Not surprisingly given previous data, the Huntington’s canonical pathway was found to be most significantly affected by WBRT in Sirt2 KO mice. In addition to Pacsin 1 and Snap25, Hspa 8 (heat shock 70 kDa protein 8) was found to have altered protein levels. One explanation as to why Sirt2 loss affects the brain proteome may rest with our observation that protein complexes within the ETC are likely altered by the loss of Sirt2, thereby increasing susceptibility to radiation-induced mitochondrial dysfunction.

iTRAQ analysis has revealed the presence of several important protein “signatures”. The loss of Sirt2 appears to proteomically mimic the effect of WBRT on wild-type animals. Therefore, it stands to reason that pharmacologic induction of SIRT2 activity in WT animals might mitigate some, but not all, of the proteomic changes induced by WBRT and if successful could prove to be a platform for future studies in human patients.
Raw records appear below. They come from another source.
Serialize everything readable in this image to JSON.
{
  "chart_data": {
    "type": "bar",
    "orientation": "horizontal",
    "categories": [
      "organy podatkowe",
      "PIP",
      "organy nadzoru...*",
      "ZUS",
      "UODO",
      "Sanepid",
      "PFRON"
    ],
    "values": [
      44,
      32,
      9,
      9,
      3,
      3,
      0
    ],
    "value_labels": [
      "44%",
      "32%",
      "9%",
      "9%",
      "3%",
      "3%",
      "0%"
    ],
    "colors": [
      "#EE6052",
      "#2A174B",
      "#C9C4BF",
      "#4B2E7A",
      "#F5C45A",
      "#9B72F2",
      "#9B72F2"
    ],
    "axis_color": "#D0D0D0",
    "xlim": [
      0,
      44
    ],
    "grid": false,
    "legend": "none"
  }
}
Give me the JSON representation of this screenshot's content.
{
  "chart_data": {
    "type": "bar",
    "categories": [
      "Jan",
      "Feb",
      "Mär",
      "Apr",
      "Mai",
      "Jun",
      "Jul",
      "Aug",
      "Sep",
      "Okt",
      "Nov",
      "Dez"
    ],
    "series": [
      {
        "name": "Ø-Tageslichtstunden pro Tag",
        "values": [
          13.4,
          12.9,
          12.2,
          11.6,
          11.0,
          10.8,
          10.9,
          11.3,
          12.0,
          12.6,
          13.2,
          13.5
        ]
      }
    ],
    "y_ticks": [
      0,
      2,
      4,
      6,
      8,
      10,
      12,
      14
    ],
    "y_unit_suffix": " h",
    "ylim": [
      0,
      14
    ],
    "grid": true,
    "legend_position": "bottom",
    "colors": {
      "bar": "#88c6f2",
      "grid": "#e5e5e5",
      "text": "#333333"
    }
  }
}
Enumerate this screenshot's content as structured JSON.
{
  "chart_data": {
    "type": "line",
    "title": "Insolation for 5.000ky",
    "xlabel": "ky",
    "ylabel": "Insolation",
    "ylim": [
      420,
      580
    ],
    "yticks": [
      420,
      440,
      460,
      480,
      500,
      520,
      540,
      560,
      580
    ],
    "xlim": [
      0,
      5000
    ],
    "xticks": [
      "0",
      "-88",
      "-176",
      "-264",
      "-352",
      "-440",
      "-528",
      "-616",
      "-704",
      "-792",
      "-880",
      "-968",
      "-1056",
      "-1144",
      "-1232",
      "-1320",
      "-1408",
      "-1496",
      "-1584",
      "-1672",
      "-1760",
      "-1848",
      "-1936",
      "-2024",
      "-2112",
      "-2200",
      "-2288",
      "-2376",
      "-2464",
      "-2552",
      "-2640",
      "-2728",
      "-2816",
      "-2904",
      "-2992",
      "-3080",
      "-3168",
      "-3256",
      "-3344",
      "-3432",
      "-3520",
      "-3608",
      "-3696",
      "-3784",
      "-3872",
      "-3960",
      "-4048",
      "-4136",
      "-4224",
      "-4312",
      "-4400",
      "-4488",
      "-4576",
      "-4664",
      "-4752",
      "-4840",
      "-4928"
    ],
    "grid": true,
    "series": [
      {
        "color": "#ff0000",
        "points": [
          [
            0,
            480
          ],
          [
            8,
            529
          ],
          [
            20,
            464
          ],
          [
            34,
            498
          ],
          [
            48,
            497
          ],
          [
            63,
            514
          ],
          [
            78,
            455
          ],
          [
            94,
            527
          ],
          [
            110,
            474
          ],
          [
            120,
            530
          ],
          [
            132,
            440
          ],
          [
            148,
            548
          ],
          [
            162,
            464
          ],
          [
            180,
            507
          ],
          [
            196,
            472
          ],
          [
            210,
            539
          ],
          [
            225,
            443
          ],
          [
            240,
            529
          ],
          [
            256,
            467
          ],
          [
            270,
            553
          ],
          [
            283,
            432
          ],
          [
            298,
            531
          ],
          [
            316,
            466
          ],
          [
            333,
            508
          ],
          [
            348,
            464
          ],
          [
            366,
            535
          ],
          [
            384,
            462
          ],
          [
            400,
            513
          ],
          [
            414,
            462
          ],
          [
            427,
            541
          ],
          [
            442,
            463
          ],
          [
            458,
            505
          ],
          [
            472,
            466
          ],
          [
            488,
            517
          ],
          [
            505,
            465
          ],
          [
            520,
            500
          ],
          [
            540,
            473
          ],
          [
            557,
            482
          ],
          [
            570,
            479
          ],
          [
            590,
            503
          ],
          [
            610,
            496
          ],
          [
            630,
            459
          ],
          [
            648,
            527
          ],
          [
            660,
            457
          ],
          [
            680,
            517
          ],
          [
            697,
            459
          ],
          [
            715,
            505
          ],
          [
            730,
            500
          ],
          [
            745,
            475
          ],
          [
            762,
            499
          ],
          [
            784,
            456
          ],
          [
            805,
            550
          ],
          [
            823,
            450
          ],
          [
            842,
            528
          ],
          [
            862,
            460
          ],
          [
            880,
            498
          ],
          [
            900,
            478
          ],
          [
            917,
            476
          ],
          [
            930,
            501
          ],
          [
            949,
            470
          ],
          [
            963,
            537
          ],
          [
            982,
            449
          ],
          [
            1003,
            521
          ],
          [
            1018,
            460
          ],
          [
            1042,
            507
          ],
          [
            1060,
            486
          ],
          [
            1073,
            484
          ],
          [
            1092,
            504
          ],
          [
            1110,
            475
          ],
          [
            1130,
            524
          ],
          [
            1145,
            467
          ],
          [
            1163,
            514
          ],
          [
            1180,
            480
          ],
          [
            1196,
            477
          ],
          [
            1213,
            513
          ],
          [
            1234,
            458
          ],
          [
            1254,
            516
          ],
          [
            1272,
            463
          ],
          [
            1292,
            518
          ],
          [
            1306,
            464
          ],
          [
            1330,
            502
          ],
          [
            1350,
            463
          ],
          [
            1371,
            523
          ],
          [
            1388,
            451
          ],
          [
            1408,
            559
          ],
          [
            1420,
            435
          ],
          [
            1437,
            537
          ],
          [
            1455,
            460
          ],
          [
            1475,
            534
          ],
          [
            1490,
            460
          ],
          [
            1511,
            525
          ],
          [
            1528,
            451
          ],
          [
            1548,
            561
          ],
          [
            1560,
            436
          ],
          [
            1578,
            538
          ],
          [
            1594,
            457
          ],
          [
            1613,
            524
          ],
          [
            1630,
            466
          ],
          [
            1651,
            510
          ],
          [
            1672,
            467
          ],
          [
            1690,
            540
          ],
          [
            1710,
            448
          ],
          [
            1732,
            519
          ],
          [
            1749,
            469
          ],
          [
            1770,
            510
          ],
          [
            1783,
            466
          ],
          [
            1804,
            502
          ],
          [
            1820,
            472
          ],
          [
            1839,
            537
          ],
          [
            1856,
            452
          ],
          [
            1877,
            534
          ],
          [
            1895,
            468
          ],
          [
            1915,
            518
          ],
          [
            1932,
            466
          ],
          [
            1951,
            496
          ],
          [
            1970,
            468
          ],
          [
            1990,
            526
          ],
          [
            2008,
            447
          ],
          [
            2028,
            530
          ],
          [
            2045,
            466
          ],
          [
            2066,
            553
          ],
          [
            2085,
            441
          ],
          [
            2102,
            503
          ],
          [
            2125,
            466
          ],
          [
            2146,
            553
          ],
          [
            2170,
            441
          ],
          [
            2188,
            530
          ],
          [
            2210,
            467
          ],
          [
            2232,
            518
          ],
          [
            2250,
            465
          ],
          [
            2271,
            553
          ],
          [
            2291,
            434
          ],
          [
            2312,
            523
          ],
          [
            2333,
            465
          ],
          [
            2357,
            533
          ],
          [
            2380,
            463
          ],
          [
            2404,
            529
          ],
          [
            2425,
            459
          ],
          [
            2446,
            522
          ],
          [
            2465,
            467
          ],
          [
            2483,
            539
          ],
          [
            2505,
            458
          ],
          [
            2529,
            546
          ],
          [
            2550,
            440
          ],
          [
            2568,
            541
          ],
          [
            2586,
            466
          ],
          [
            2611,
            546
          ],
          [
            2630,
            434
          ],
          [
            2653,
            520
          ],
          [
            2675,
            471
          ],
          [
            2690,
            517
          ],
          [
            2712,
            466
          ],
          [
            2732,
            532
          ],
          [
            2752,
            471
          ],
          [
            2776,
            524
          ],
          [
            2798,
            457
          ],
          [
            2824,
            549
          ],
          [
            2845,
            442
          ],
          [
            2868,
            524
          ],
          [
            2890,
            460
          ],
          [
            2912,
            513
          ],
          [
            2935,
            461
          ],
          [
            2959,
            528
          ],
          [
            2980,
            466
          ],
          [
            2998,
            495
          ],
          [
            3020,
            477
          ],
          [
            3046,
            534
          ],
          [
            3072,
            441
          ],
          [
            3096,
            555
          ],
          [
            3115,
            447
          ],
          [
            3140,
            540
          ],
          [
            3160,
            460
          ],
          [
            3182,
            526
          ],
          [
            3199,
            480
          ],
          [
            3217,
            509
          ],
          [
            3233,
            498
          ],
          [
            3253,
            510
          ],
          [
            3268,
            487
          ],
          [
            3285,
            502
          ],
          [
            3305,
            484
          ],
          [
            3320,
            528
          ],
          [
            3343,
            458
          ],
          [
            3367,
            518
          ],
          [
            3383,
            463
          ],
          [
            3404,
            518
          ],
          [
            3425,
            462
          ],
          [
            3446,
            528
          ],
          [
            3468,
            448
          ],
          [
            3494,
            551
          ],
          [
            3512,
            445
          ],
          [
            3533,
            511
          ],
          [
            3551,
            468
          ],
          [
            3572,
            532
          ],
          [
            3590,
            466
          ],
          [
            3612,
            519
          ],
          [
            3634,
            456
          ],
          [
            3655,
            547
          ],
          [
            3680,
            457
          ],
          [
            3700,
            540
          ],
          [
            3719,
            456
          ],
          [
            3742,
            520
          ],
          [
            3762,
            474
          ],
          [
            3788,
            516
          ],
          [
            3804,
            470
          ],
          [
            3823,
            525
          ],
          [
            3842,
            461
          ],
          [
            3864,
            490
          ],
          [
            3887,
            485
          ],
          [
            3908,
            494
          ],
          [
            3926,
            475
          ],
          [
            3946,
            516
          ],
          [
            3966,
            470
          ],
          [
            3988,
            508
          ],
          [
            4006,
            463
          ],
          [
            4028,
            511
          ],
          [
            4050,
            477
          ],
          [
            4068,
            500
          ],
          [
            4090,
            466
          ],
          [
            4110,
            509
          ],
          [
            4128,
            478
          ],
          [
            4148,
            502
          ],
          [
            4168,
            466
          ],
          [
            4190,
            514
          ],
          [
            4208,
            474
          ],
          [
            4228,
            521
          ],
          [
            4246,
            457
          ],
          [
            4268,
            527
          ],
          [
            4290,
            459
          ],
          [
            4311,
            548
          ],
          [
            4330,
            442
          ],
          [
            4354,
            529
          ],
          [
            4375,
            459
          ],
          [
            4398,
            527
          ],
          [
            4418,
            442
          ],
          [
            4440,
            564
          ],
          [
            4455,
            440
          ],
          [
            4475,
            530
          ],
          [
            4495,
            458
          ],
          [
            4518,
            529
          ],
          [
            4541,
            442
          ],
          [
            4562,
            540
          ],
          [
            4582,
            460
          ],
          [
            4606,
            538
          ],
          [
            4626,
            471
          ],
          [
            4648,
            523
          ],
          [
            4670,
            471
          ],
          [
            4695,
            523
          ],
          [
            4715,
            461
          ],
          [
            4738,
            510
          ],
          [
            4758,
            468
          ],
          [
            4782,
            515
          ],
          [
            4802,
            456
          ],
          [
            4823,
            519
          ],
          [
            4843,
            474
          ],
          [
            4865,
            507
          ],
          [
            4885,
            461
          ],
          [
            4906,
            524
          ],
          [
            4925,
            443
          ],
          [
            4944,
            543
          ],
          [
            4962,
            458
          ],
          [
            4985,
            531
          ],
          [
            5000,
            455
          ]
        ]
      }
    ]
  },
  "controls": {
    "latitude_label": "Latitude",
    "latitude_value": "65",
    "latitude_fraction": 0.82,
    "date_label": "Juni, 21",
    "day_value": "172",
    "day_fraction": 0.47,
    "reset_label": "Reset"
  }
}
Proteins that are associated with neurologic disorders and follow the same expression pattern in both Sirt2 KO and radiation treatment groups were identified as Mog, Stmn 1, Uchl 1, Mapt, and Pacsin 1. This suggests a proteomic link between radiation-induced changes in the brain and SIRT2 levels. Additionally, a specific and unique protein signature was discovered following radiation to the brain, irrespective of the presence or absence of Sirt2. Mog displayed an identical protein expression pattern following WBRT in both Sirt2 wild-type and KO mice.

Lastly, we sought to identify which brain proteins with altered levels in the acute phase following WBRT still had altered levels many months after exposure and therefore might be participating in, or correlated with, long-term phenotypic changes in the brain following WBRT. At 1 year following WBRT, Mapt, Mog, Snap25, and Dnm1 were found to have expression levels that did not revert back to baseline over time, suggesting that a few key proteins may participate in driving late radiation effects in the brain. Mapt is believed to colocalize with THOP1 in neurofibrillary tangles.[54] Mog (myelin oligodendrocyte glycoprotein) is associated with the structural integrity of myelin,[55] and Snap25 controls exocytosis of synaptic vesicles.[56] Dnm1 (dynamin 1) is a GTPase responsible for endocytosis inside the cell,[57] and in Huntington’s disease it is localized inside perinuclear inclusions along with other molecules like Hsp 70, cathepsin D, synuclein, huntingtin, Hsp 40, and Atp synthase.[58]

While these protein signatures require confirmation in human brain samples, these data represent an important first step in understanding the mechanisms behind acute and long-term changes in the brain following therapeutic radiation exposure and suggest a potentially critical role of Sirt2 in this process. Our investigation has revealed that long-term sequelae of CNS-induced radiation changes are likely not the result of a single disease process, such as the canonical Alzheimer’s signaling pathway, but instead are the consequence of disruptions in multiple neurodegenerative pathways, suggesting novel avenues to explore toxicity mitigation.